38/36N 5/21W, staysail, 3 reefs, 12 kts, surges to 22 kts, 301.6 miles in last 24 hours. Had two exciting experiences in the last 24 hours. Last night, at 0230z, with staysail and 2 reefs, hitting 22 knots (fast for this boat and very fast for this skipper!), with no exact end of high-speeds in sight, I decided to go to 3rd reef. Broad reaching, trying to do more quickly than my usual methodical self (pull in each line a meter at a time so that everything–and I mean EVERYTHING–stays organized).

Well, I ended up with a mess of lines up against the mast, spreaders, and rigging. I eventually got the halyard and tack right, but the clew reef line #3 was wrapped around wrong side of sail. So I needed to go out there–to the end of the boom–to sort out the clew reef line. So out I go to the end of the boom, back to the cockpit, and back out to the end of the boom to finish the job–all the while going 20 knots in the pitch black of night. Don’t anybody send that picture to my mother; I couldn’t have been any more “out there” than that! I was very glad to have the pilot steering.

Today, trying to conserve power, I turned off computer, network, inverter, and monitor. Then I no sooner got back to the cockpit when the autopilot ALARMS sound, and I leap to the tiller. But the pilot its still steering on compass but not on wind.

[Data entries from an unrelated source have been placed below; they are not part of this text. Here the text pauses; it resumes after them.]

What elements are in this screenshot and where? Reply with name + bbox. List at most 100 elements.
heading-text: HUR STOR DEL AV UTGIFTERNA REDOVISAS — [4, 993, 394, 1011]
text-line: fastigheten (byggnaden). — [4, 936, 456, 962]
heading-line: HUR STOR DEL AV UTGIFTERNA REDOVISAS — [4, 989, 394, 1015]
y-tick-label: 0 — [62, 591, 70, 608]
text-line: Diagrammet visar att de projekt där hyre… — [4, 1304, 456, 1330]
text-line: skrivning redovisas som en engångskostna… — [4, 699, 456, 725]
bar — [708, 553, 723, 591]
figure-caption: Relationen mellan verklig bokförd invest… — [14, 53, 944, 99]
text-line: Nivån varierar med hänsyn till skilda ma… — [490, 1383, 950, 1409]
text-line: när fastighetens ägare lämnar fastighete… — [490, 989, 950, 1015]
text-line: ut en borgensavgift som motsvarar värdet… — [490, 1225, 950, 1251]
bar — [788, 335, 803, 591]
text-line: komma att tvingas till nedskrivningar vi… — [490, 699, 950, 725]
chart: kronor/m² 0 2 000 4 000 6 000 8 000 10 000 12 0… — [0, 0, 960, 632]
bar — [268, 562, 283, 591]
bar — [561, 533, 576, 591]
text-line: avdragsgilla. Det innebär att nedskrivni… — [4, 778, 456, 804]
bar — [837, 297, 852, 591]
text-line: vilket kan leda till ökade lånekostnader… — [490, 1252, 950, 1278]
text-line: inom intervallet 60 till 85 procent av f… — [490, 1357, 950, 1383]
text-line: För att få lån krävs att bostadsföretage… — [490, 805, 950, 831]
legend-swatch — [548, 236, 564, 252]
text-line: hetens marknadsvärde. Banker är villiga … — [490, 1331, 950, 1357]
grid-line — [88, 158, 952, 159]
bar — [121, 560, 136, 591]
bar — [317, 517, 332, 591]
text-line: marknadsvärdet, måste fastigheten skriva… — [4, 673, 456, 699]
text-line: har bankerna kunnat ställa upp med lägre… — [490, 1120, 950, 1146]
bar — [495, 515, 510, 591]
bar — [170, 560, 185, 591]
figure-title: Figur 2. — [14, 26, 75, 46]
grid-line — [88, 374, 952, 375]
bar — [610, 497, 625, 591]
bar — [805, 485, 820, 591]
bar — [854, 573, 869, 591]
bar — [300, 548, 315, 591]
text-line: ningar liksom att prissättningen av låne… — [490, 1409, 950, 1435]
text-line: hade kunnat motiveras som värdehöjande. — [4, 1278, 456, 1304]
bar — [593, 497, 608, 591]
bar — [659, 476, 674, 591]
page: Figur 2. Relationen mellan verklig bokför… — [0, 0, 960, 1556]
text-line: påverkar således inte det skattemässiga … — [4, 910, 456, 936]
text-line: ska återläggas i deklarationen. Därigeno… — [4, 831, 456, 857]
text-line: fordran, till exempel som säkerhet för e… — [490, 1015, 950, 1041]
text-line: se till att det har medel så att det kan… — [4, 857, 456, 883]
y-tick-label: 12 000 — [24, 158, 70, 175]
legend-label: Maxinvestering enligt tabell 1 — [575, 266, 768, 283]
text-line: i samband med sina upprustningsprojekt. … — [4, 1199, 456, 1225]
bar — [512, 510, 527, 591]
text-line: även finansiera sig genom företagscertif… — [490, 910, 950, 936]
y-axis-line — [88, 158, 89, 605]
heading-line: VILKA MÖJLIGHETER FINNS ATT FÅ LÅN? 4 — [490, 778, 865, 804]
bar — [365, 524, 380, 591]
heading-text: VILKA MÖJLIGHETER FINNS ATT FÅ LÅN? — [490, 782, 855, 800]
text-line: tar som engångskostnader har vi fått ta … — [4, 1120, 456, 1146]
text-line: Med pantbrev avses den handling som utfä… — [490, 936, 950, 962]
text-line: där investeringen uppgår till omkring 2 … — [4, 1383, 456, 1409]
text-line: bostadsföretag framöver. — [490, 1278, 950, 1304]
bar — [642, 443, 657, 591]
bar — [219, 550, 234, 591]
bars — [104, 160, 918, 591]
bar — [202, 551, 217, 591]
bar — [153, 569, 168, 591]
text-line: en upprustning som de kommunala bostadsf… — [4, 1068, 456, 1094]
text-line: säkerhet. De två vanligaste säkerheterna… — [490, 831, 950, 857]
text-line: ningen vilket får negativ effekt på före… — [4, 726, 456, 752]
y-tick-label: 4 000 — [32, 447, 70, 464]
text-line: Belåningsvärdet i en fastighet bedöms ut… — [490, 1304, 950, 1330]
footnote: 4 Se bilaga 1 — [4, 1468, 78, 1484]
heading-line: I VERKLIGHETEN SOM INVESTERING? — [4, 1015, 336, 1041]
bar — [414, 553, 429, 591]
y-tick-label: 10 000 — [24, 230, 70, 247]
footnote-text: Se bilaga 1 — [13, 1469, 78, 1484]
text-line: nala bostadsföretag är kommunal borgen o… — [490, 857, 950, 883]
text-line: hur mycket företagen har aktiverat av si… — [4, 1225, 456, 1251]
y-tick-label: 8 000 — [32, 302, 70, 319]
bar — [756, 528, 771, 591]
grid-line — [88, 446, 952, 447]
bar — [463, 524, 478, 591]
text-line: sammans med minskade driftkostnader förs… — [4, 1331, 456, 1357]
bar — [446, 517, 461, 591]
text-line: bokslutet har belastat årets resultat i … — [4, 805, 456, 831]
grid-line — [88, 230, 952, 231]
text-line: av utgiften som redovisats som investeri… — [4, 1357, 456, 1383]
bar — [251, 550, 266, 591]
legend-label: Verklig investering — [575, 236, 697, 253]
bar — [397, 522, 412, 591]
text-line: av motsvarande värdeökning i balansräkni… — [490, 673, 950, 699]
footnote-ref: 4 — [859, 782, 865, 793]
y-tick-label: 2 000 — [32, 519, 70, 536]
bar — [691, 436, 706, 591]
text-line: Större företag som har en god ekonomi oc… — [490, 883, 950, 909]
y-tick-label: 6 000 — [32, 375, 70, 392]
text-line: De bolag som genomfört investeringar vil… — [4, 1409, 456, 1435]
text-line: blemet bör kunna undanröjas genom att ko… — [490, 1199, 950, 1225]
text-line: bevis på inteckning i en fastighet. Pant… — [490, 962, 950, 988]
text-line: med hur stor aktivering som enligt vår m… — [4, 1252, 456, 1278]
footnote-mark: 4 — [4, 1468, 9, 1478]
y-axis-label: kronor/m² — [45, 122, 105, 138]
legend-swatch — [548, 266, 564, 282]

What’s up?! I turn off the pilot, hand steer, wait for a calmer patch, leap below, turn off all instruments, back to tiller to make sure everything is OK outside. Then a minute later back below to turn on instruments, back to compass pilot, ok, but there is still no wind speed registering. I look aloft, and the anemometer is still there spinning, which is good because it’s a long way to climb up to fix it. Still trying to figure out what’s wrong, I recycle the whole pilot compass, pilot, instruments, still no wind. So I steer by compass pilot. I’m confused.

Think. I can switch to the backup, but can’t get past the thought that turning off the inverter had something to do with it. It’s too coincidental that it happened within 30 seconds of turning it off. After a while, the windspeed reappeared on the instruments, for about three minutes, then off again, then on again 20 minutes later for five more minutes, then off, then came on again and now it has stayed on for three hours.

There is so much electronics going on in such a small space, with antennae, Iridium, INMARSAT, AIS, etc., that maybe it was a big software glitch. Let’s hope so. Anyway, still on compass pilot, not quite daring to use wind quite yet, but rocketing along nonetheless.